Wright remembered that Vaughn would casually suggest creative research projects and papers in class when an interesting question was raised.

"I was always saying 'Yes, Norbert, that would be a good research project,' and everyone in the room would look like, 'Oh, Norbert, thanks a lot for coming up with another research project which we're not going to do because we already have a ton of work!'" said Wright.

But even more than academics, Vaughn loved meeting his peers, hearing their stories and getting to know them outside class.

"He really met so many people in the time he was here," said Swisher. Swisher said Vaughn was a creative person who went so far as to write rhymes and songs for people and even freestyle "pretty well."

"He was very into the 80s dance, and I saw him walk into my hall wearing the shortest shorts that I could imagine," said Shoutis. "They were girls' shorts he'd borrowed from a girl upstairs, and the first thing he said was, 'You gotta have balls to wear these shorts.'"

Although friends say he did not complain of headaches in the beginning of the semester, during fall break Vaughn went to the health center with severe migraines. College staff sent him to Porter where CAT scans found a brain tumor was causing his symptoms. Vaughn next went to Fletcher Allen in Burlington for a procedure that drained fluid from his skull so he could travel.

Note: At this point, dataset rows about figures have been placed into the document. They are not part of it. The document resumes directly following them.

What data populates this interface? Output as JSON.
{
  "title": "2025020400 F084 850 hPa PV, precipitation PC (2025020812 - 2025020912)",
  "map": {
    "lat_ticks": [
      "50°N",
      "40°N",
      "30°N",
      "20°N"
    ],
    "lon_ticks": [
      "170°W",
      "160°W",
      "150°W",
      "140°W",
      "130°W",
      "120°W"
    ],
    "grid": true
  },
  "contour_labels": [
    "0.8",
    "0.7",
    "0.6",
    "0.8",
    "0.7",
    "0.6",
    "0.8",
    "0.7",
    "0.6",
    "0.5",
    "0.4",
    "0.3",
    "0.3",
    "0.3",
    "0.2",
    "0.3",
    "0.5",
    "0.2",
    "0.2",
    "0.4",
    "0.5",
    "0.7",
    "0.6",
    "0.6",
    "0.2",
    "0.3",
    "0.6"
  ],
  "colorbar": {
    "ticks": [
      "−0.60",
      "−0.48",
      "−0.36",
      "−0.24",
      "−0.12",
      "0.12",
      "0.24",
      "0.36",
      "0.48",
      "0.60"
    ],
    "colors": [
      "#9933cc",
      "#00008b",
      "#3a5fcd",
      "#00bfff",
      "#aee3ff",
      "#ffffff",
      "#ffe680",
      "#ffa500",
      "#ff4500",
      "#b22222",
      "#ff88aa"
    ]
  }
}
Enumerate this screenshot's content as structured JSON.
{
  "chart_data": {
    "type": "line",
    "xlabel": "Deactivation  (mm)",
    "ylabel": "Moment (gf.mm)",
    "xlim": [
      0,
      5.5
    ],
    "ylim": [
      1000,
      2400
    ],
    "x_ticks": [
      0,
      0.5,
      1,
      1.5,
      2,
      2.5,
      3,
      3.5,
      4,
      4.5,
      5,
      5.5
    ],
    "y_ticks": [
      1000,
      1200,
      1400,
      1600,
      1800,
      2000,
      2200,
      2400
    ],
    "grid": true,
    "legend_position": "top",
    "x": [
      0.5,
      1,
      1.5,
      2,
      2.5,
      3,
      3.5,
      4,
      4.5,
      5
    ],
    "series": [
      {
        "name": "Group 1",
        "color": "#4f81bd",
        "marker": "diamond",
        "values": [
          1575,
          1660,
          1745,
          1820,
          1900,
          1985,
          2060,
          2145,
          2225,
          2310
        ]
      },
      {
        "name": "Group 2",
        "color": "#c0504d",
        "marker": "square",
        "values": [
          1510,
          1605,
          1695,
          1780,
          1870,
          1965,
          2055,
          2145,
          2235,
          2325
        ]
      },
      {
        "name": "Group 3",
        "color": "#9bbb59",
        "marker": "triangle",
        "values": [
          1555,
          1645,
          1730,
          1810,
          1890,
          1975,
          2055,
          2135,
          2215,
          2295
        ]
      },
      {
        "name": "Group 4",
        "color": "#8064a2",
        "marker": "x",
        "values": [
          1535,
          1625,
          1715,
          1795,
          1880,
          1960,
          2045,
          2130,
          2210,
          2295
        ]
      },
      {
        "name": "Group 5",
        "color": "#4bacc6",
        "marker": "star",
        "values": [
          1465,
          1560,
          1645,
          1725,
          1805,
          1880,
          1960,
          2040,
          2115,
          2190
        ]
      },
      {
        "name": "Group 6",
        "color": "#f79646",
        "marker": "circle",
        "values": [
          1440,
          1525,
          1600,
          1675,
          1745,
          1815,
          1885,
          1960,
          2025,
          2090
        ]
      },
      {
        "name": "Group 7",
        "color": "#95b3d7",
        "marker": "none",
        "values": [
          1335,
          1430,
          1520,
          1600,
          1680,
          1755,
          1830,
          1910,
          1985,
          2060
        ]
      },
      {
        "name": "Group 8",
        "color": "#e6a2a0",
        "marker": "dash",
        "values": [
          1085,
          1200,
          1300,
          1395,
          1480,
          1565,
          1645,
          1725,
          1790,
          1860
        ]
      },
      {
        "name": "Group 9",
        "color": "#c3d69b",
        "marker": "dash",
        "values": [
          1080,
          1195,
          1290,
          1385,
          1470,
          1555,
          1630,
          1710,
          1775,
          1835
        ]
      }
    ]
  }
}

Vaughn withdrew from Middlebury and his parents took him back home for surgery to remove the tumor at Vanderbilt Medical Center.

All the while, friends said, he remained optimistic and planned to come back to Middlebury in January.

"Even when he had to go home he was trying to keep up with Arabic," said Shoutis. "He was attending a class at Vanderbilt just to sit in and try to keep up with the Arabic."

At Middlebury, Swisher said students did not realize the risks of the surgery Vaughn needed to receive.

"I don't think anyone really considered what the implications of the surgery were," said Swisher. Immediately after the procedure, Swisher said, students heard the operation had been successful.

But several days after the surgery, Vaughn died from complications related to the procedure. He passed just before 11 p.m. on Tuesday, Nov. 15, with his mother, father, sister and priest at his side.

When his friends back at Middlebury found out, the news was devastating.

"It was a shock," said Shoutis. "Everyone was really just a little bit off for a few days and didn't know how to handle everything right away. There was a gathering for all of Stewart the night we found out that he had passed away. I think that helped everyone but for the next couple days, everyone was stressed out and having trouble focusing."

"I just went for a jog to clear my head and tire myself out," said Swisher.

President Liebowitz sent an e-mail to the community to report Vaughn's death, and the College paid for Shoutis, Swisher and two other students to travel to Tennessee for the service.

"It was really good for us to be there, and it meant a lot to the family," said Swisher.

Vaughn is survived by his mother, father, grandfather and an older sister who graduated last year from Harvard.

However brief his time at Middlebury was, students remembered Vaughn as someone who both shaped and was shaped by Middlebury College.

"He was interested in what people had to say and getting to know them as a person no matter what," said Shoutis. "And he was always an enthusiastic person, he always had a smile on his face and was fun to be around."

"He was very happy and he loved Midd," said Swisher. "He came back to our room every day just exhausted because he did so much."